Portal intake triage. When a student or partner uploads a document, run tagorigin before routing. UNTAGGED goes through OCR plus full tagging. AUTO_TAGGED gets flagged so the remediator does not assume the existing tags are trustworthy. REMEDIATED and WELL_REMEDIATED get fast-tracked through validation only. This is real cost saving on volunteer time.
Before/after evidence for our own pipeline. Run tagorigin on the publisher original and on the delivered file. The classification jump (AUTO_TAGGED to REMEDIATED) becomes the receipt that human work happened. Useful for the transparency page and for funder reports.
University procurement vetting. When a partner university tells you their incumbent vendor charges Rs 150 per page and delivers "accessible PDFs", tagorigin lets them check whether they are paying for remediation or for an autotag pass with a markup. This is the single most expensive misconception in the Indian market and the tool addresses it directly. It also strengthens the cost-only pricing pitch.
Document Accessibility Check companion. Document Accessibility Check tells the user what is wrong against WCAG and Matterhorn. tagorigin tells them where the tags came from in the first place. Different question, complementary surface.
- Publisher self-audit. InDesign, Word, and Pages export shops can run their own output through it before shipping to libraries. The "your file is AUTO_TAGGED, not REMEDIATED" verdict is a clear next-step trigger.
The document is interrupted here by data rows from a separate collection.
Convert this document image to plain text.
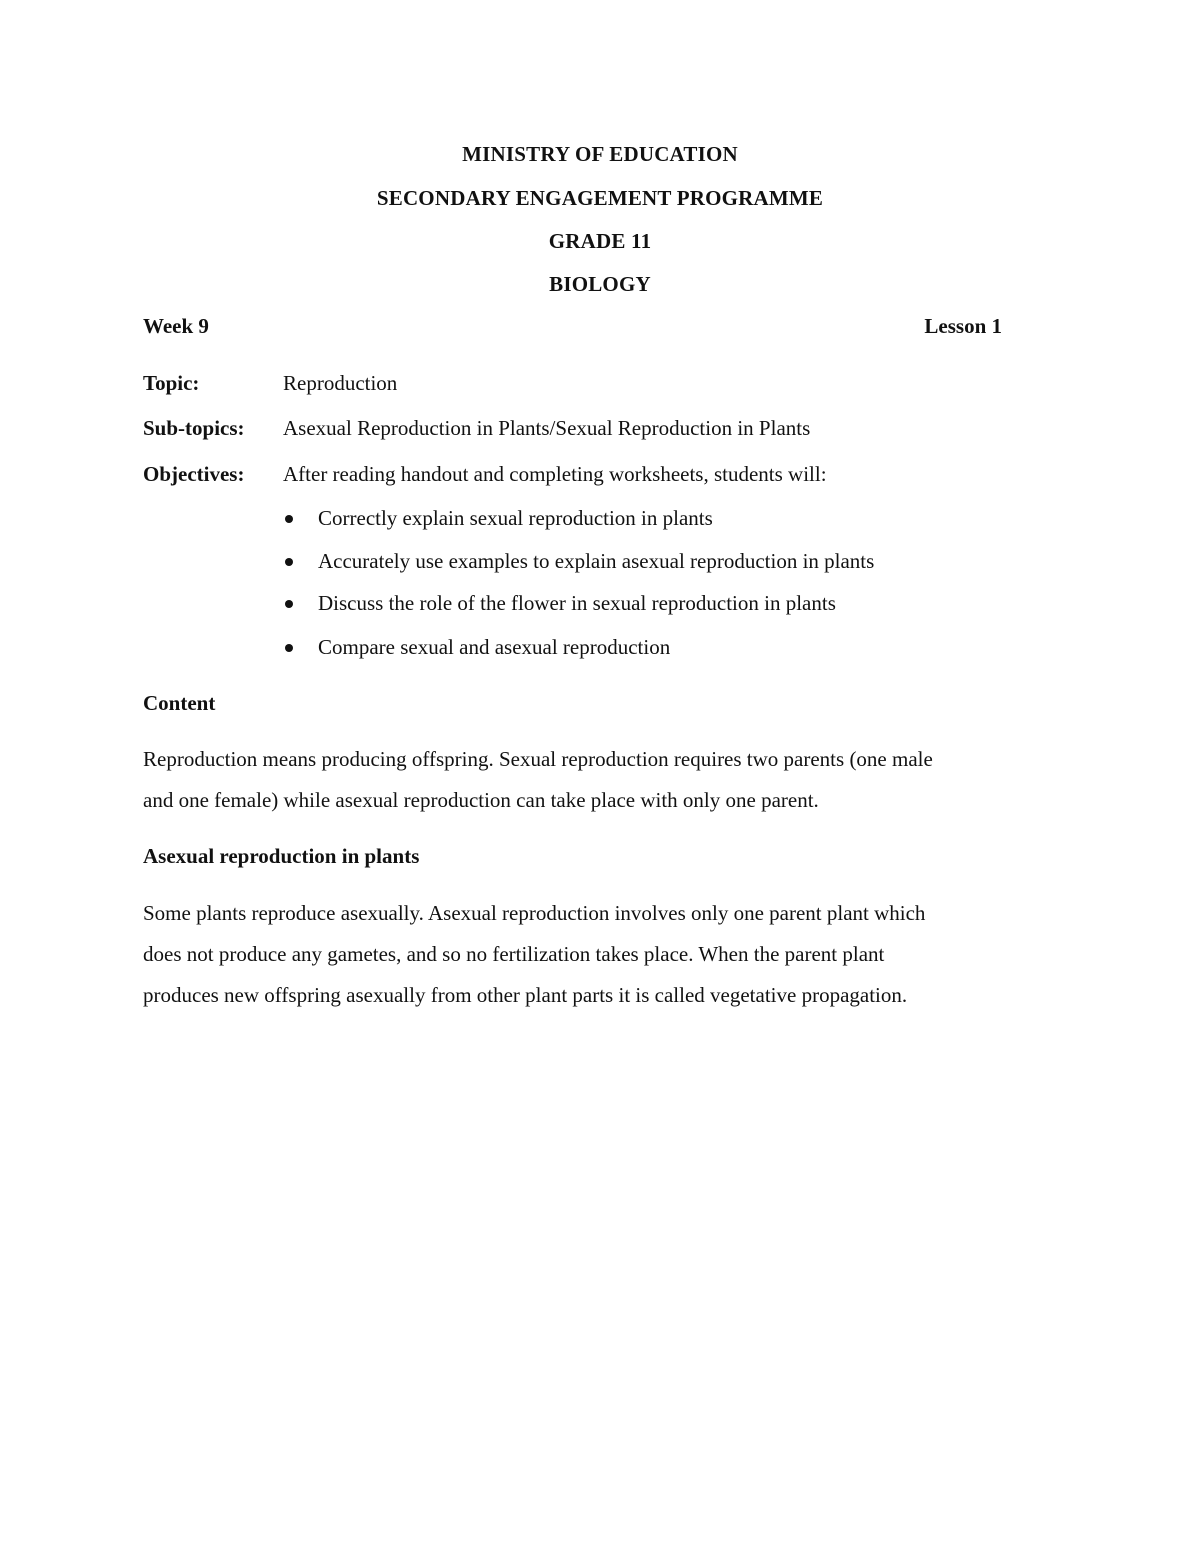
MINISTRY OF EDUCATION
SECONDARY ENGAGEMENT PROGRAMME
GRADE 11
BIOLOGY
Week 9	Lesson 1
Topic:	Reproduction
Sub-topics: Asexual Reproduction in Plants/Sexual Reproduction in Plants
Objectives: After reading handout and completing worksheets, students will:
Correctly explain sexual reproduction in plants
Accurately use examples to explain asexual reproduction in plants
Discuss the role of the flower in sexual reproduction in plants
Compare sexual and asexual reproduction
Content
Reproduction means producing offspring. Sexual reproduction requires two parents (one male
and one female) while asexual reproduction can take place with only one parent.
Asexual reproduction in plants
Some plants reproduce asexually. Asexual reproduction involves only one parent plant which
does not produce any gametes, and so no fertilization takes place. When the parent plant
produces new offspring asexually from other plant parts it is called vegetative propagation.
- Government and procurement officers. RPwD compliance reviews, GIGW audits, public-sector RFP scoring. A reviewer can demand a tagorigin classification as part of vendor delivery proof.
- University library acquisitions. Before signing publisher e-textbook contracts, libraries can sample-check claims of "accessible PDF" delivery.
- Training tool. A teaching aid for the Accessibility Collective. Members learn the difference between tagged and remediated by running the tool on known-good and known-bad files and reading the per-signal evidence.
- Litigation support and DPO complaints. Where an institution claims a document was accessible, a tagorigin report with signal evidence is documentary proof of the opposite.
- It is a heuristic classifier, not a proof. The SPEC documents that signals M3, M4, and M5 misfire on PDFix in-place saves where the producer string is preserved. The per-signal evidence output partially mitigates this, but borderline AUTO vs LIGHTLY cases will sometimes be wrong.
- The WELL_REMEDIATED bucket has no real-world calibration samples yet. The Matterhorn Protocol test suite is the next planned source.
- "tagorigin" is an engineery codename. For the public web surface a plain-language name (such as "Tag Origin Check") will replace it.
This repo is built and maintained under EquitableDocs. Read docs/SPEC.md for the full build spec, then CLAUDE.md or AGENTS.md for the agent-facing project instructions.
Apache License 2.0. See LICENSE. Attribution notices for redistribution are in NOTICE.
The Apache 2.0 grant covers code, not brand. "EquitableDocs" and the public-facing tool name are trademarks of EquitableDocs and are not licensed under Apache 2.0. Forks may use the code; they may not present themselves as EquitableDocs or as tagorigin.